Delegation requires several unique skill sets that operate in tandem. Since managers were once individual contributors, it’s easy for new leaders to believe they could do tasks more quickly themselves. In reality, that can lead to an overworked manager and an underutilized — and eventually undermotivated — team.
Find your own leadership style and personality
Newly promoted managers have to develop — usually quite quickly — leadership styles that reflect their personalities. Each style has its own strengths and weaknesses, but it should match the leader’s own abilities. Otherwise, becoming a manager will feel like putting on a set of ill-fitting clothes.
In my experience, new managers often find their managerial identity by imitating the styles they’ve admired from previous managers. This tactic can certainly be effective, but trouble can begin if that style doesn’t fit with the manager’s own inherent qualities and characteristics. For example, a manager probably shouldn’t try to be a strict disciplinarian if their personality is warm and fuzzy, nor should they try too hard to be a transformational leader if that doesn’t play to their skill sets.
Developing your own leadership style is a challenging, highly personalized task. For new leaders, becoming aware of your strengths, weaknesses and values is an excellent starting point. Your style should be flexible so that you feel comfortable asking for help and learning new things. Try to apply your style consistently to build stability within the organization. I believe this kind of authenticity builds trust with direct reports: They know who you are and what to expect. This is much easier to do if you determine an appropriate leadership style early on.
Understand the difference between commitment and compliance
Being a manager is more complex than simply being “the boss.” As a leader, you should determine how the needs of the organization line up with your team’s skills, and influence your team to complete necessary tasks. Since many managers have the ability to hire and fire employees, I’ve seen some leaders rely on this power to instill compliance. That’s a seemingly easy tactic, but it can also be abused.
Compliance plays on the underlying fear of every employee who reports to a manager. It certainly provides an incentive for your staff to follow your lead, but it doesn’t necessarily make the organization better. Human beings and their motivations are complex, and relying on compliance can backfire in numerous ways. For example, team members might decide to only apply the bare minimum of effort or become insubordinate after reaching a breaking point you never noticed.
I believe the alternative to compliance is commitment, a concept in which managers use influence to encourage their teams to complete objectives. It requires building trust and a stronger understanding of interpersonal dynamics, but as a coach, I have seen it bring strong results over time. There are a variety of ways to accomplish this:
- Recognize that you set the tone for work culture. Your behavior as a leader inevitably influences the standards of your employees.
- Show employees you value their input and expertise. Find ways to let your team know how important they are to the organization.
- Be frank about your abilities. In my experience, showing vulnerability tends to strengthen workplace bonds rather than exposing weakness.
Leaders shouldn’t forget about compliance completely. Managerial roles do come with an inherent power dynamic, and neglecting it entirely can be perilous. For example, some new managers try to maintain the same relationships with peers as they had before their promotions. While leaders can certainly be sociable, they have to also understand the new responsibilities and expectations placed upon them in taking on a managerial role.

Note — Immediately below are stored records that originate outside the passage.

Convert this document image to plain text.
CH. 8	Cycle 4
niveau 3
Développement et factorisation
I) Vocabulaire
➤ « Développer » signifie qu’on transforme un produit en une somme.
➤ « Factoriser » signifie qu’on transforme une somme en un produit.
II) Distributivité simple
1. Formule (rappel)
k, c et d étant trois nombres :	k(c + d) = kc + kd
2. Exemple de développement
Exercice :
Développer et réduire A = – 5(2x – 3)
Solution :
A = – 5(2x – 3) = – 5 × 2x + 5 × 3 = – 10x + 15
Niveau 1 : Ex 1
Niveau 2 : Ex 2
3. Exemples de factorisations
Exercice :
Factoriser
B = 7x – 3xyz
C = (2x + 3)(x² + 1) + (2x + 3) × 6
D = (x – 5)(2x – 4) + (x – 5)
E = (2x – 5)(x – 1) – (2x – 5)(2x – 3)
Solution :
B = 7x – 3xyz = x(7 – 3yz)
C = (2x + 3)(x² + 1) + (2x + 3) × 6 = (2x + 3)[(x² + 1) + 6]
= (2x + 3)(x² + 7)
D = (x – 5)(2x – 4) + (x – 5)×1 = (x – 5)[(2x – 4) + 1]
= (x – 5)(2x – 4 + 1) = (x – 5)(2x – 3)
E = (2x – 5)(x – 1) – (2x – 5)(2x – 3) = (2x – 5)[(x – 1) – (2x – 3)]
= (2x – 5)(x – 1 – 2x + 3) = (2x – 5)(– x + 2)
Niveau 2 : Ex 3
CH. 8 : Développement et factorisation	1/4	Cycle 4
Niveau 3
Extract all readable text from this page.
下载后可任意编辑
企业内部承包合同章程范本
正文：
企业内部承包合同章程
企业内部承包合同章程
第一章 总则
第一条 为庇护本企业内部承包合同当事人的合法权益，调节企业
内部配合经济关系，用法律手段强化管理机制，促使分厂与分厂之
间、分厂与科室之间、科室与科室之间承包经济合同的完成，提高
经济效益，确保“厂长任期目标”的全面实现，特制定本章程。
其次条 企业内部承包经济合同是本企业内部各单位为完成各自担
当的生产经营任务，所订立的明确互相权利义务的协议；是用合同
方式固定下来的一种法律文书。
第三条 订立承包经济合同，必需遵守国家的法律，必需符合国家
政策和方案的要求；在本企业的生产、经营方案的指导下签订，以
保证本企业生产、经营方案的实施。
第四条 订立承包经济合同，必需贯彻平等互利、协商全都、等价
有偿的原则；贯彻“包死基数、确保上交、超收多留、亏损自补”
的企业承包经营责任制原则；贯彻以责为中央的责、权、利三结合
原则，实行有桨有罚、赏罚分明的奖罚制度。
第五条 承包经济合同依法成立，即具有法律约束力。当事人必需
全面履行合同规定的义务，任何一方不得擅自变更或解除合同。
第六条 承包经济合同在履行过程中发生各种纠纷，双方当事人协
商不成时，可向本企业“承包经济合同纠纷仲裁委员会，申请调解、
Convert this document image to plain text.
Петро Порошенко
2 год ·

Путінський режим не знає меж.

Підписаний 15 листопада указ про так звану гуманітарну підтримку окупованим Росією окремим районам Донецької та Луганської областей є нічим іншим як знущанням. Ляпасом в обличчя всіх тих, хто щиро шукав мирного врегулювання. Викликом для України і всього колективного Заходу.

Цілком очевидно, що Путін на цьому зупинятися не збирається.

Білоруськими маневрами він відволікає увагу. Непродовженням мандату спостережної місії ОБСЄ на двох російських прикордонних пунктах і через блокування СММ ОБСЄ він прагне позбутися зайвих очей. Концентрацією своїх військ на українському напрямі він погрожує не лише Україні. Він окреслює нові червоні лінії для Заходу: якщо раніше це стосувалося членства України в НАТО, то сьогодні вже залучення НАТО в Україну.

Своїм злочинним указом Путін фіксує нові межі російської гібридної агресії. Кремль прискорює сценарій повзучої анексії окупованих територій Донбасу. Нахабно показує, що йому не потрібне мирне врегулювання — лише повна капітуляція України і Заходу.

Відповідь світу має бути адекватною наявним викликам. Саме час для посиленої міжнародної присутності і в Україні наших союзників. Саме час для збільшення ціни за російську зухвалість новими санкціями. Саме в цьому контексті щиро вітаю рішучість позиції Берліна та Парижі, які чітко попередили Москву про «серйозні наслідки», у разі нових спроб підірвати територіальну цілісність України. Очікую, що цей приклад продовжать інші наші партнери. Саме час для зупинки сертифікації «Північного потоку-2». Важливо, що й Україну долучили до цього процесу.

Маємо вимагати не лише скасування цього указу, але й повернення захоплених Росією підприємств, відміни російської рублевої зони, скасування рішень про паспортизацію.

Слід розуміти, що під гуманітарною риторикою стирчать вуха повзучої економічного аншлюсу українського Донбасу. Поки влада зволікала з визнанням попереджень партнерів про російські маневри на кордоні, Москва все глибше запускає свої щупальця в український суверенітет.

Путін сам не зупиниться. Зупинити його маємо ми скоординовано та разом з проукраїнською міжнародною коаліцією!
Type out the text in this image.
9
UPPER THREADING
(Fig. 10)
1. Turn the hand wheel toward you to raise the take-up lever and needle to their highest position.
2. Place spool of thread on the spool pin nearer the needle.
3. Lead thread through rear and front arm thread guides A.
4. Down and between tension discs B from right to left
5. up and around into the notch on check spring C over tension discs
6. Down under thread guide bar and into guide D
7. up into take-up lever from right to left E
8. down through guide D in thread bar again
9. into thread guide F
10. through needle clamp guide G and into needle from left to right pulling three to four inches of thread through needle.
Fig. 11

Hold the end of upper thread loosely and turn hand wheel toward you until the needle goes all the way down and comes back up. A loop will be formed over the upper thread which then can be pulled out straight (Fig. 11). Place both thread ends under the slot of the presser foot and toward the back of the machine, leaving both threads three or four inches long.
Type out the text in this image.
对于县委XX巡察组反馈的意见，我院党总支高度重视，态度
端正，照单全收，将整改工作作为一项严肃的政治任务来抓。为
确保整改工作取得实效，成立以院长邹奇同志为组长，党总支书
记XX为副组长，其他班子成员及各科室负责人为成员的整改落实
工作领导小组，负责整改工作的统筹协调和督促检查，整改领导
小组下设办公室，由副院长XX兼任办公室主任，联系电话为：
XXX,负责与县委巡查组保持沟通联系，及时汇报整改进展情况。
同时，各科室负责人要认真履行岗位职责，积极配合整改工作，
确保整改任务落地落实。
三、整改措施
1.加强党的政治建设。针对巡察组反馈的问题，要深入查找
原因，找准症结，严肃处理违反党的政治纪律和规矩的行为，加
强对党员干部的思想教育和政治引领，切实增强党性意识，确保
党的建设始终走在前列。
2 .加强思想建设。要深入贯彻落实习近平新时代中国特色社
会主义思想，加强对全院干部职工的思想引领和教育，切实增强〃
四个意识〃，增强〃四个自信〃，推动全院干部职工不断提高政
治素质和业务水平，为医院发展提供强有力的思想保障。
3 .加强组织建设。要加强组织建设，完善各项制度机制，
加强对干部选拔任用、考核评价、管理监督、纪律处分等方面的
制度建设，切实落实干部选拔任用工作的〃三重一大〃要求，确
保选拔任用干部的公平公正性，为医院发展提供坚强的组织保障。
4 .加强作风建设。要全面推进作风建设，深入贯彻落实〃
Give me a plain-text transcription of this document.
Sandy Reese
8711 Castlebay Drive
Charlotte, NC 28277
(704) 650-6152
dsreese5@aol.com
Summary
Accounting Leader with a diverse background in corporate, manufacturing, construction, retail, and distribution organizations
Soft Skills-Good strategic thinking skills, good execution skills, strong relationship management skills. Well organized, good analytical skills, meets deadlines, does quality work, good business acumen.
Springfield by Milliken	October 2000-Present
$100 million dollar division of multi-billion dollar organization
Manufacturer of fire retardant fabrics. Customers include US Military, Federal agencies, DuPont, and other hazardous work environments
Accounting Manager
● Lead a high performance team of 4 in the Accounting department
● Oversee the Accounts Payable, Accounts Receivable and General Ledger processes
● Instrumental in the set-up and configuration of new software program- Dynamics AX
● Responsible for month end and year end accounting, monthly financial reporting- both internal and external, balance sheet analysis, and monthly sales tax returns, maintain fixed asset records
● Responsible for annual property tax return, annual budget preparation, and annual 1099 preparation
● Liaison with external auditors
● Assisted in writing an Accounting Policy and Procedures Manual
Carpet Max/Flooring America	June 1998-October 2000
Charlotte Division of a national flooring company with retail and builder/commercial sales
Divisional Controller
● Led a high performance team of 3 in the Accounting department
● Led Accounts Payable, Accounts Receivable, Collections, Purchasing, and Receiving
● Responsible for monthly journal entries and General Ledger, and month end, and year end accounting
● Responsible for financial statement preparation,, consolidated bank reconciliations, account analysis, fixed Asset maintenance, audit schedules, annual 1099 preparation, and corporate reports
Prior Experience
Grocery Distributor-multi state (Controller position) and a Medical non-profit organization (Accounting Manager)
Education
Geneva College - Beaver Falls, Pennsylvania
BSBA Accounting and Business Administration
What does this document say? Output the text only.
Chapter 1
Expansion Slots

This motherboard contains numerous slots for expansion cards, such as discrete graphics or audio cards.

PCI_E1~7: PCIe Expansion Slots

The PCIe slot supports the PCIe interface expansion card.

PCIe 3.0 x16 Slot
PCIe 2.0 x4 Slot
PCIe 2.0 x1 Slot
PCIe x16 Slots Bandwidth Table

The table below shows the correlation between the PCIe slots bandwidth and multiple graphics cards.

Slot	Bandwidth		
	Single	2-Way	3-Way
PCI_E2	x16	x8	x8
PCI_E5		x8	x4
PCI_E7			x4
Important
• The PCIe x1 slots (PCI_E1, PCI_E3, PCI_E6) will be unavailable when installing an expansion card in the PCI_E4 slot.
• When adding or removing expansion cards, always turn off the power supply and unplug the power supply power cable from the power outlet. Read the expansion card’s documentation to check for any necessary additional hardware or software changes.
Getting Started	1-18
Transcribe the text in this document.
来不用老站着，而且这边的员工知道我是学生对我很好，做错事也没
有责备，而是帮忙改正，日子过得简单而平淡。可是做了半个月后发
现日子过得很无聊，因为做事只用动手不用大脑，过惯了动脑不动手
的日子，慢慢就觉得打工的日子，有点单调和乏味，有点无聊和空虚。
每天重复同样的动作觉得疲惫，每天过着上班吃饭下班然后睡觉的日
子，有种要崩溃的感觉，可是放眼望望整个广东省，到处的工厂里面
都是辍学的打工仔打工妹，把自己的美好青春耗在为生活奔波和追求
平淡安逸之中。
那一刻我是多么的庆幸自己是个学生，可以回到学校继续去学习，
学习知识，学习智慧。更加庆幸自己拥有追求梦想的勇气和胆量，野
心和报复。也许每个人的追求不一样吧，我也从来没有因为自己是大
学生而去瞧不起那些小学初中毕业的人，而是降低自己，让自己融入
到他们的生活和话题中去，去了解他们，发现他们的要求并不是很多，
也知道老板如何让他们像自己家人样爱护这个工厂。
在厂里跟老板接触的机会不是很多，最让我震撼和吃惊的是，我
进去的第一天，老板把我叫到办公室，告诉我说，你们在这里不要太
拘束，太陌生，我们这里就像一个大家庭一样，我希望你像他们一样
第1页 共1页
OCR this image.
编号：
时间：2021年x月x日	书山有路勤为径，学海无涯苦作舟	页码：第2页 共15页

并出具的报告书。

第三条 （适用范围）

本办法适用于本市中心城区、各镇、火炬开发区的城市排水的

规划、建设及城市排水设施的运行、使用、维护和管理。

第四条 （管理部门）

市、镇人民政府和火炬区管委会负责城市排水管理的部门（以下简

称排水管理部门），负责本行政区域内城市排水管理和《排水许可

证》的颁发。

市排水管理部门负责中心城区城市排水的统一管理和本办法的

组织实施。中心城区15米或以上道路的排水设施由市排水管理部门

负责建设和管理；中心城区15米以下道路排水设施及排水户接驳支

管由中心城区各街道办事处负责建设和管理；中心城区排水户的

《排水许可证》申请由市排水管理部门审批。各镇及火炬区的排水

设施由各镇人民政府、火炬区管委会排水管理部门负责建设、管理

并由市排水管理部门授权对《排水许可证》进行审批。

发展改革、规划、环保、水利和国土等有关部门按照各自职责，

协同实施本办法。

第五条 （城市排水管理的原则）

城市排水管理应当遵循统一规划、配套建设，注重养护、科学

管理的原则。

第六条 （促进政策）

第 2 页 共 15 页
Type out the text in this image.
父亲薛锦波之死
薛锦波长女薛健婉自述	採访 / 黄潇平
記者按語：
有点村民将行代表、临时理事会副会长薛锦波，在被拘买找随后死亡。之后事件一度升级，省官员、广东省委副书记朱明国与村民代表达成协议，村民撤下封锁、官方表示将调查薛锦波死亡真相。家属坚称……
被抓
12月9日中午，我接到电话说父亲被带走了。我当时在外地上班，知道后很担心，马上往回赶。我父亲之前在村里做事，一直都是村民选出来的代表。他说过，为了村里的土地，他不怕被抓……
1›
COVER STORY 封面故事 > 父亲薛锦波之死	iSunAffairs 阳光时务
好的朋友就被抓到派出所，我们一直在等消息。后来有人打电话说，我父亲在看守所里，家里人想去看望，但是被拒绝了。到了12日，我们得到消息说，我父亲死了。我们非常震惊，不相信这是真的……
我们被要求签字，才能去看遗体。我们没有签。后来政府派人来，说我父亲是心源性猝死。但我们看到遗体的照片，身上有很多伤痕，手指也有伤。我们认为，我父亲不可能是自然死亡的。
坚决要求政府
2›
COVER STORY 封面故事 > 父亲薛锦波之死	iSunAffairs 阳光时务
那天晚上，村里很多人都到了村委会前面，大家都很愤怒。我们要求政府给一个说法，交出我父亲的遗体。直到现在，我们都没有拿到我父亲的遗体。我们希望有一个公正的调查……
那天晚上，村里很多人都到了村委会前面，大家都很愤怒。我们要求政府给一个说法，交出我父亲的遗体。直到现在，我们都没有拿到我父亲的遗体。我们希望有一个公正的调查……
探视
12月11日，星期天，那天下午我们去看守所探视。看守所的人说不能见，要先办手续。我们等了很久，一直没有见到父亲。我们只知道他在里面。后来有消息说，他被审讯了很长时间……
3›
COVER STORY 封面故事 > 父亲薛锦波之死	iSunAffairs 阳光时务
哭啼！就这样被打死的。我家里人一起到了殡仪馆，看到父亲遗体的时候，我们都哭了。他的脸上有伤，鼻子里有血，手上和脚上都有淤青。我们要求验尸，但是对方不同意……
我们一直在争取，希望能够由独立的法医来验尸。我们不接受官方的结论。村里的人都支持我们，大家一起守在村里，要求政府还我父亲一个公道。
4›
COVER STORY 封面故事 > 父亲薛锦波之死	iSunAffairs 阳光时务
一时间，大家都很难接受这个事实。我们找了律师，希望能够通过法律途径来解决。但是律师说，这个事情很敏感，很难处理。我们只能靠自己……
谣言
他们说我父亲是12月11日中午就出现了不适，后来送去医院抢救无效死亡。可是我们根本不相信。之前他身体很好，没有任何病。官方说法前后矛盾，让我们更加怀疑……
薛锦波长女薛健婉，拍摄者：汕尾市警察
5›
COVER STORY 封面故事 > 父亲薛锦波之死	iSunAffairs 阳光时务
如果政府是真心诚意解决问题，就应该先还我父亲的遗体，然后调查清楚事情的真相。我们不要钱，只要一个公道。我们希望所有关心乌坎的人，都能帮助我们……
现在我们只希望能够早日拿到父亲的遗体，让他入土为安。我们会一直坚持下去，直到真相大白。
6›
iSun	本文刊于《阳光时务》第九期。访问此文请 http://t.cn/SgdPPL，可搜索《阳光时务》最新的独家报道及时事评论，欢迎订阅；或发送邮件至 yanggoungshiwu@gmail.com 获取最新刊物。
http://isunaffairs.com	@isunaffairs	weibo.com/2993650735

These complexities are why leadership skills are crucial. The good news is, these challenges aren’t insurmountable, provided leaders can shift their mindsets. Being open to growth does wonders when tackling the responsibilities of a new role, as does keeping in mind the larger scope of a manager’s role beyond just your team. I believe with an eye toward the company and organizational goals, new managers can become more effective in leading their teams — and make the transition less stressful on themselves.